Bradley Cooper, the writer (along with Josh Singer). Here is where everything unravels. Once again (as in A Star Is Born), he lost the thread of the real story. Admittedly, Bernstein did A LOT in his life. It would be a lot to stuff into a movie. However, we have no real sense of what year anything is going on, and the action really goes from the 1930s to the 1980s. Also, the real major sin of this movie, is that Cooper is pitching it (in ads, on talk shows, on social media) as a love story between Bernstein and his wife. The truth isn’t that. The truth is that Bernstein was a gay (or possibly bisexual) man, who married (likely) in the 50s and had kids because that is what famous gay men did. He may have been devoted to his wife, but his passion was other gay men. Cooper, as a heterosexual, seems to really miss this point. He does kind of throw it in as an afterthought, but to me, it’s the driving storyline of this movie, buried in other nonsense. That is the storyline as Cooper paints it. But what I really care about seeing is not who Bernstein is sleeping with, but what he did as a composer/conductor. It seems to say that Bernstein disdained musical theatre, when his Wikipedia says that the greatest thing he did was West Side Story (a musical theatre piece from the 1960s). Yet, this movie never shows a staging of that production. In fact, they talk about it briefly, but its only occurrence is one of the major musical themes which shows up to highlight Bernstein choosing his male lover over his wife in one scene (which, in point of fact happened in the 1970s, not ’60s). And if, for some reason you didn’t KNOW it was West Side Story, you wouldn’t know about it at all. Pathetic.
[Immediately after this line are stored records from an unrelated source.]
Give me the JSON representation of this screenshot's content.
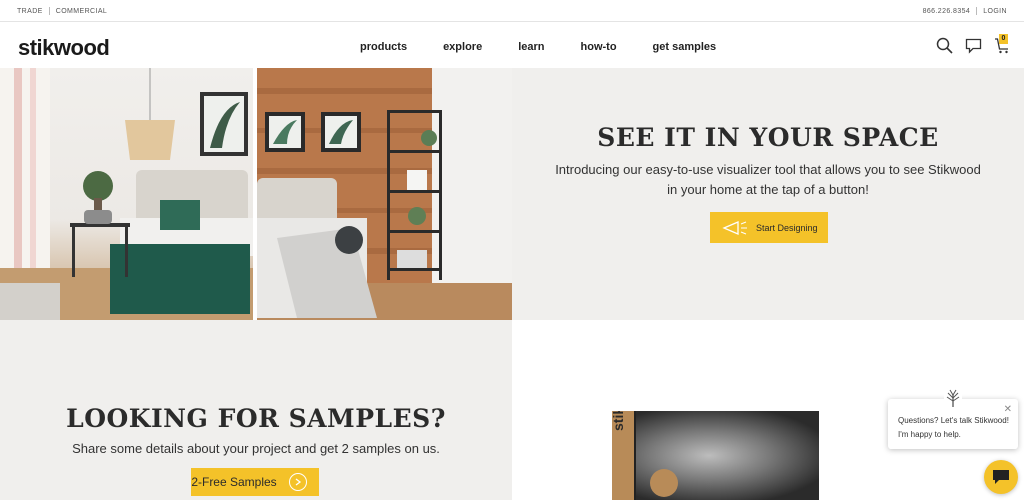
{
  "topbar": {
    "trade": "TRADE",
    "commercial": "COMMERCIAL",
    "phone": "866.226.8354",
    "login": "LOGIN"
  },
  "header": {
    "logo": "stikwood",
    "nav": [
      "products",
      "explore",
      "learn",
      "how-to",
      "get samples"
    ],
    "cart_count": "0",
    "icons": [
      "search-icon",
      "chat-bubble-icon",
      "cart-icon"
    ]
  },
  "hero": {
    "title": "SEE IT IN YOUR SPACE",
    "description": "Introducing our easy-to-use visualizer tool that allows you to see Stikwood in your home at the tap of a button!",
    "button_label": "Start Designing"
  },
  "samples": {
    "title": "LOOKING FOR SAMPLES?",
    "description": "Share some details about your project and get 2 samples on us.",
    "button_label": "2-Free Samples"
  },
  "product": {
    "box_text": "stikwoo"
  },
  "chat": {
    "line1": "Questions? Let's talk Stikwood!",
    "line2": "I'm happy to help.",
    "close": "✕"
  },
  "colors": {
    "accent": "#f4c229",
    "panel_bg": "#f0efed",
    "headline": "#2b2b2b"
  }
}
Also, there is a whole side story involving one of Bernstein’s daughters. Who cares about any of Bernstein’s kids? It smacks of the whole “We had to get the daughter’s permission, so we had to add her into the story” crap. It adds nothing. And, in fact, detracts valuable time that could’ve been used explaining some stuff.
Bradley Cooper, the director. Ugh. This is the worst. Actors have this misconception that the most important part of a movie is the actors talking. So when an actor turns director, he/she tends to have mostly actors talking. In this movie, it’s mostly Cooper and Mulligan, talking and talking over each other. Literally, you often can’t hear the words one is saying because the other one is talking at the same time. So annoying. There are next to no interesting shots. No timelines noted. No indication of which production of what is being shown. There are a ton of theatre people thrown in (Comden/Green and Aaron Copland most notably), but there is no explanation of who anyone is. I guess he expects us to know all this going in. So the movie is mostly Cooper/Mulligan talking/fighting, or scenes of fun backstage parties with no explanation of who anyone is or what’s really going on.
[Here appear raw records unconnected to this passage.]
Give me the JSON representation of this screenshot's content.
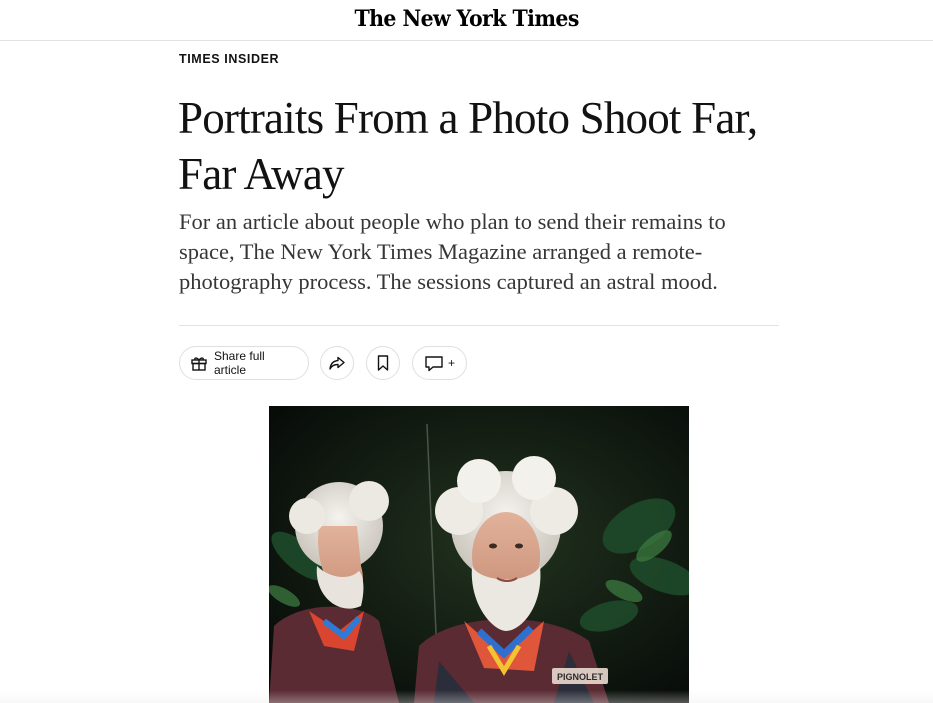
{
  "masthead": {
    "logo_text": "The New York Times"
  },
  "article": {
    "kicker": "TIMES INSIDER",
    "headline": "Portraits From a Photo Shoot Far, Far Away",
    "summary": "For an article about people who plan to send their remains to space, The New York Times Magazine arranged a remote-photography process. The sessions captured an astral mood."
  },
  "share_bar": {
    "share_label": "Share full article",
    "comment_plus": "+",
    "icons": {
      "gift": "gift-icon",
      "forward": "forward-arrow-icon",
      "save": "bookmark-icon",
      "comment": "comment-bubble-icon"
    }
  },
  "photo": {
    "patch_text": "PIGNOLET"
  },
  "colors": {
    "text": "#121212",
    "summary": "#363636",
    "divider": "#e2e2e2",
    "pill_border": "#dfdfdf"
  }
}
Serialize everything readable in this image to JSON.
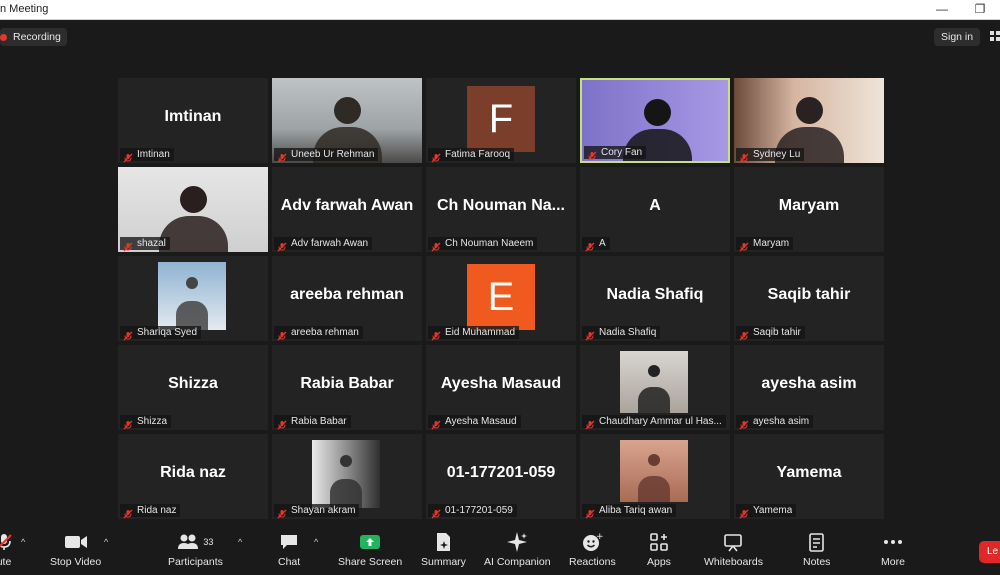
{
  "window": {
    "title": "n Meeting",
    "minimize": "—",
    "restore": "❐"
  },
  "topbar": {
    "recording_label": "Recording",
    "signin_label": "Sign in"
  },
  "tiles": [
    {
      "big": "Imtinan",
      "name": "Imtinan"
    },
    {
      "big": "",
      "name": "Uneeb Ur Rehman"
    },
    {
      "big": "",
      "name": "Fatima Farooq",
      "avatar_letter": "F",
      "avatar_color": "#7a3e2a"
    },
    {
      "big": "",
      "name": "Cory Fan"
    },
    {
      "big": "",
      "name": "Sydney Lu"
    },
    {
      "big": "",
      "name": "shazal"
    },
    {
      "big": "Adv farwah Awan",
      "name": "Adv farwah Awan"
    },
    {
      "big": "Ch Nouman Na...",
      "name": "Ch Nouman Naeem"
    },
    {
      "big": "A",
      "name": "A"
    },
    {
      "big": "Maryam",
      "name": "Maryam"
    },
    {
      "big": "",
      "name": "Shariqa Syed"
    },
    {
      "big": "areeba rehman",
      "name": "areeba rehman"
    },
    {
      "big": "",
      "name": "Eid Muhammad",
      "avatar_letter": "E",
      "avatar_color": "#f05a1e"
    },
    {
      "big": "Nadia Shafiq",
      "name": "Nadia Shafiq"
    },
    {
      "big": "Saqib tahir",
      "name": "Saqib tahir"
    },
    {
      "big": "Shizza",
      "name": "Shizza"
    },
    {
      "big": "Rabia Babar",
      "name": "Rabia Babar"
    },
    {
      "big": "Ayesha Masaud",
      "name": "Ayesha Masaud"
    },
    {
      "big": "",
      "name": "Chaudhary Ammar ul Has..."
    },
    {
      "big": "ayesha asim",
      "name": "ayesha asim"
    },
    {
      "big": "Rida naz",
      "name": "Rida naz"
    },
    {
      "big": "",
      "name": "Shayan akram"
    },
    {
      "big": "01-177201-059",
      "name": "01-177201-059"
    },
    {
      "big": "",
      "name": "Aliba Tariq awan"
    },
    {
      "big": "Yamema",
      "name": "Yamema"
    }
  ],
  "toolbar": {
    "mute": "ute",
    "stop_video": "Stop Video",
    "participants": "Participants",
    "participants_count": "33",
    "chat": "Chat",
    "share_screen": "Share Screen",
    "summary": "Summary",
    "ai_companion": "AI Companion",
    "reactions": "Reactions",
    "apps": "Apps",
    "whiteboards": "Whiteboards",
    "notes": "Notes",
    "more": "More",
    "leave": "Le"
  },
  "colors": {
    "background": "#1a1a1a",
    "tile": "#232323",
    "active_border": "#c5e07e",
    "share_green": "#22b35e",
    "leave_red": "#e02828",
    "mic_muted": "#e5362d"
  }
}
There was an interesting transformation of the musical theatre piece, Fancy Free, into the movie On the Town (with Frank Sinatra). But it wasn’t really explained what it all was. And why show that, but not West Side Story?
Other than the fact that he’s gay/bisexual/whatever, what was important about Leonard Bernstein? What did he do that was notable? Why was he considered one of America’s greatest composers/conductors? If you want the answer to that question, this is not the movie for you. It’s just a pet project of an actor who really should just stay an actor, for gosh sakes. We love him as that. He’s really out of his depth with the other things, and it’s getting tiring to watch.